Страница 17 из 17
Чернушка и сама очень исхудала; ее постоянно мучил голод, и она совсем перестала заботиться о пропитании детей. Они раздражали ее, с каждым днем ее неприязнь к детям становилась сильнее. Она гоняла их по лесу, не подпускала к себе, даже не разрешала им подходить к скалам. Правда, теперь еды в лесу было вдоволь. Июль кончался, созревали дикие плоды, кузнечики прыгали на каждом шагу, мышей ловить было просто. Лисята могли прокормиться и сами, не отнимая еду у матери, но в Чернушке с новой силой пробудился животный эгоизм. Больше она не подпускала лисят к себе даже в холодные, дождливые дни.
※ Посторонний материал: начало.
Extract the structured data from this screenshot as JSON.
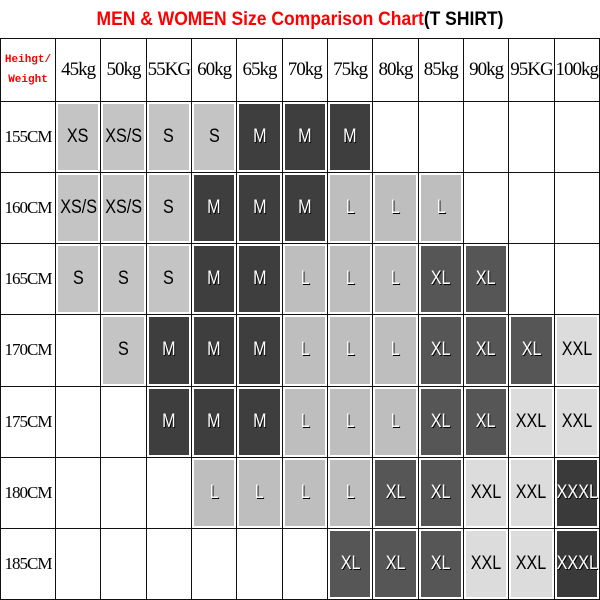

К середине августа она совсем забыла своих детей. Днем жара становилась нестерпимой, скалы накалялись, из лесу тянуло сильным запахом преющих листьев, но в глубоком тенистом логе было прохладно. Утром сытая Чернушка приходила в лог, устраивалась под скалой, обросшей зеленым мохом, устало растягивалась и блаженно дремала. Иногда от избытка сил она играла собственным хвостом. Шерсть на ней перестала вылезать, уже появлялась новая, по-прежнему грязно-серого цвета, а рыжие брови становились все ярче. Она окрепла и начала толстеть.
Трое лисят боялись матери и грызлись между собой. Каждый определял для себя область, где он будет жить и где охотиться. Чернушка отогнала их уже далеко от родных мест.
Однажды вечером ей повстречался в поле самый крупный лисенок, и она гналась за ним до самой сторожки. Во дворе сидел Фокасинов и пел при тусклом свете луны. Перко услышал шум в лесу и залаял. Чернушка бросила лисенка и вернулась назад. Лес спал. Над ним мерцали крупные августовские звезды. Чернушка пошла в поле. Стерня была еще теплая, звенели цикады.
Отсюда видно было большую часть ущелья. На мрачные вершины и дремлющие леса лился лунный свет. Далекими и словно незнакомыми казались места, в которых она провела год своей жизни со всеми его бедами и муками. Тут ей было суждено жить и дальше — кто знает, долго ли, может быть, и не очень долго, если Приходе удастся ее убить.
Чернушка посмотрела на равнину, где поблескивали огоньки деревень, и пошла к ним своим вкрадчивым, бесшумным, змеиным ходом.